Listeners who were looking forward to an interesting hour of talk radio last Thursday when rookie Tennessean editor E. J. Mitchell came by Teddy Bart's Round Table for a chat were rewarded with a memorable broadcast. By the time the editor's scatological performance was over, the local political talk show institution was facing calls from angry listeners and an obscenity investigation from the Federal Communications Commission.
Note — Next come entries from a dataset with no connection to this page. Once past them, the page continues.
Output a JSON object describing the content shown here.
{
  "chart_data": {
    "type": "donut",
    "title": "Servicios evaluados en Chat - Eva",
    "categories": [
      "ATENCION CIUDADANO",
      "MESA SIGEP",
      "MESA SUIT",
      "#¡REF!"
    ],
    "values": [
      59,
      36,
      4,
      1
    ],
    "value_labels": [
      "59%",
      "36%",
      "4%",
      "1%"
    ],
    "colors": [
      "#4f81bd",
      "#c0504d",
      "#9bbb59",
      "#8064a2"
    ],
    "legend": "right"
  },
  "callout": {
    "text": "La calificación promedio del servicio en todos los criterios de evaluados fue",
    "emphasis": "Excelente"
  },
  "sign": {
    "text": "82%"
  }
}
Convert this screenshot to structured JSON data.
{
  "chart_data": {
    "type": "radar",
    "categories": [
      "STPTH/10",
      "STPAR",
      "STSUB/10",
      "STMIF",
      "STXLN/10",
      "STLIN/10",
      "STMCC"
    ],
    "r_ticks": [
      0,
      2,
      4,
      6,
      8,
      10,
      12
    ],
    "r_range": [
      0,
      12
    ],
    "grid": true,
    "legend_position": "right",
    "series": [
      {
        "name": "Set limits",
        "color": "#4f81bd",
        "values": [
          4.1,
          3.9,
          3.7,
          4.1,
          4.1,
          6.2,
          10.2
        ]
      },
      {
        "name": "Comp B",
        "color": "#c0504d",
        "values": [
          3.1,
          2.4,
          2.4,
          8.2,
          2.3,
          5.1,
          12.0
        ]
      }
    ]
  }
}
According to FCC obscenity recognition software (manufactured by the Winston-Smith company of Chestnut Tree, Texas, the same company that is providing Metro Government with its new public surveillance cameras), Mitchell said "shit" 17 times during his one-hour guest slot. For good measure, he also chose to defend his paper's coverage of Sen. Bill Frist by bizarrely asserting that "If Frist so much as farts, we're there to cover it."
The Round Table, which is broadcast live on WAMB-AM and is videotaped and distributed statewide to public access television stations, is typically a reasonably respectful discussion of issues. It attracts a loyal audience of ear-to-the-ground types who follow local and state politics. Repeated examples of crude language from a community leader is a new experience for the show.
An FCC official said the context and nature of the program was not a mitigating factor in its investigation. "We don't let Howard Stern get away with this, and we're not going to let Teddy Bart get away with it."
Bart, who has hosted the show for 20 years and who was obviously growing agitated with Mitchell's language during the broadcast, said this was the first time he had ever been the target of the FCC.
"I'm shaken, but not stirred," he says of the possible $10,000 fine. "We added bleeps to the TV rebroadcast, but If we have to start using a seven-second delay on the radio when we have journalists on the program, then we will."
For his part, Mitchell was apologetic about the problems his barnyard language brought. "Well, shit," he says. "I didn't mean a damn thing by it. This shitstorm is just a bunch of bullshit."
(The Fabricator is satire. Don't believe everything you read.)